Tuesday, December 11, 2007

Respondents would rather counsel than lock up juveniles



Poll sees hope for young offenders

Respondents would rather counsel than lock up juveniles

By Ofelia Casillas

Tribune staff reporter

December 11, 2007

Illinois residents would rather pay to counsel young offenders than incarcerate them, and keep them close to home instead of in large, distant prisons, according to a new poll.

The poll commissioned by the John D. and Catherine T. MacArthur Foundation, set for publication Tuesday, focused on four states, including Illinois.

More than nine out of every 10 respondents in Illinois said they believe young offenders have the potential to change. More than eight out of 10 favored putting more money into counseling and education and less into youth prisons.

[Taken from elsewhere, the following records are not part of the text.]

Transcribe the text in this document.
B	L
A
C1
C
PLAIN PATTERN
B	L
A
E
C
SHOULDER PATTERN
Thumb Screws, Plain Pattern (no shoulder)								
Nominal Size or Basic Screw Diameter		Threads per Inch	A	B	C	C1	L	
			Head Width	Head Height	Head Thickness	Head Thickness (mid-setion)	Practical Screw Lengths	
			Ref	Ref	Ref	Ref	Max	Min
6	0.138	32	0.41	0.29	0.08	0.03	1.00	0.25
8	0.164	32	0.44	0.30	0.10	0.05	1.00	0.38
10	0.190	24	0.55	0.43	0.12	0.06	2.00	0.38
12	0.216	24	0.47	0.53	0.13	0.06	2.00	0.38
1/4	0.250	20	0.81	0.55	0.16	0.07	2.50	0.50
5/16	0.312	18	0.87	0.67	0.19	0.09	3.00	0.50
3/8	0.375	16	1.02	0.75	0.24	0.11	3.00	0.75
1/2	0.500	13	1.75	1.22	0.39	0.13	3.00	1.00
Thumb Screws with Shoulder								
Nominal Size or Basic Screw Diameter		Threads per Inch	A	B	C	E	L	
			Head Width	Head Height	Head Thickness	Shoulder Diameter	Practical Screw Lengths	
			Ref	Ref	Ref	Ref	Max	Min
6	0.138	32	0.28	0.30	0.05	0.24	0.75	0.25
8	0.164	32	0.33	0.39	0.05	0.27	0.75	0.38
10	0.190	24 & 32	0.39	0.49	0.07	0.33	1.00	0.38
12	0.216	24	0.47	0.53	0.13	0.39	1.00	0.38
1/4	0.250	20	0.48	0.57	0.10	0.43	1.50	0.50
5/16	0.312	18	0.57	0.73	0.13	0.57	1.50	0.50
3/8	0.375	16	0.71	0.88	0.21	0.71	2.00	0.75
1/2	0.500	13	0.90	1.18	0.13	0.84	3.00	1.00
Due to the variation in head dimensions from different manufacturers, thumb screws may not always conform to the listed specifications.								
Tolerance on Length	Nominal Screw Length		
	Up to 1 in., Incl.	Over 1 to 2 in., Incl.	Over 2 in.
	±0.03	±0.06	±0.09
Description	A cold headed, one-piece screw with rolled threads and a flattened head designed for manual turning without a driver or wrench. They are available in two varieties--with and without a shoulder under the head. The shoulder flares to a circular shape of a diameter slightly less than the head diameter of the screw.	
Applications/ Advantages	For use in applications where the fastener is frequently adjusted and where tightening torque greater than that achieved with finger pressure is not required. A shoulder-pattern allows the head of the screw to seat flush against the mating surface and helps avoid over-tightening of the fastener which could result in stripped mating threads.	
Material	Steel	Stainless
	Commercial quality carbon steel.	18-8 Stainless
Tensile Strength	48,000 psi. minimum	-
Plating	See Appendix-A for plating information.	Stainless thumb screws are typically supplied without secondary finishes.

More than six in 10 said they believe providing help after young offenders get out of prison is an effective strategy.

Many polled also believe that the juvenile justice system unfairly treats youths who are low-income and African-American or Hispanic, according to an advance summary.

The poll was conducted in September. It included surveys of 500 adults nationwide, plus separate samplings of 300 adults each in Illinois, Washington, Pennsylvania and Louisiana.

The margin of error for Illinois responses was plus or minus 5.7 percent.

Illinois juvenile justice experts said the poll shows the public's feelings are in line with recent research on the most effective approach to juvenile offenders.

Diane Geraghty, director of the Civitas ChildLaw Center at Loyola University Chicago School of Law, said the responses show the public understands that youths should be held accountable, while understanding they are different from adults and require different treatment.

"These are not incompatible ideas. It's not an either-or proposition that you are tough on juvenile crime or you're soft on juvenile crime," Geraghty said.

Paul Wolff, senior executive at Chicago Metropolis 2020, said the poll suggests Illinois residents are in tune with public officials who recently created a new state department for juvenile corrections.

"It's an incremental recognition that these are kids that can be saved and made productive citizens. It's a lot less expensive in terms of the human toll, as well as the taxpayer toll, to get these kids back into society," Wolff said. "We're on a trajectory here where the more that people hear about this and learn about it and think about it, the more the policies are going to change for the better."

A separate survey commissioned by the MacArthur Foundation, also set for release Tuesday, found that national respondents, given the choice between paying for rehabilitation or paying for incarceration, would rather spend for rehabilitation.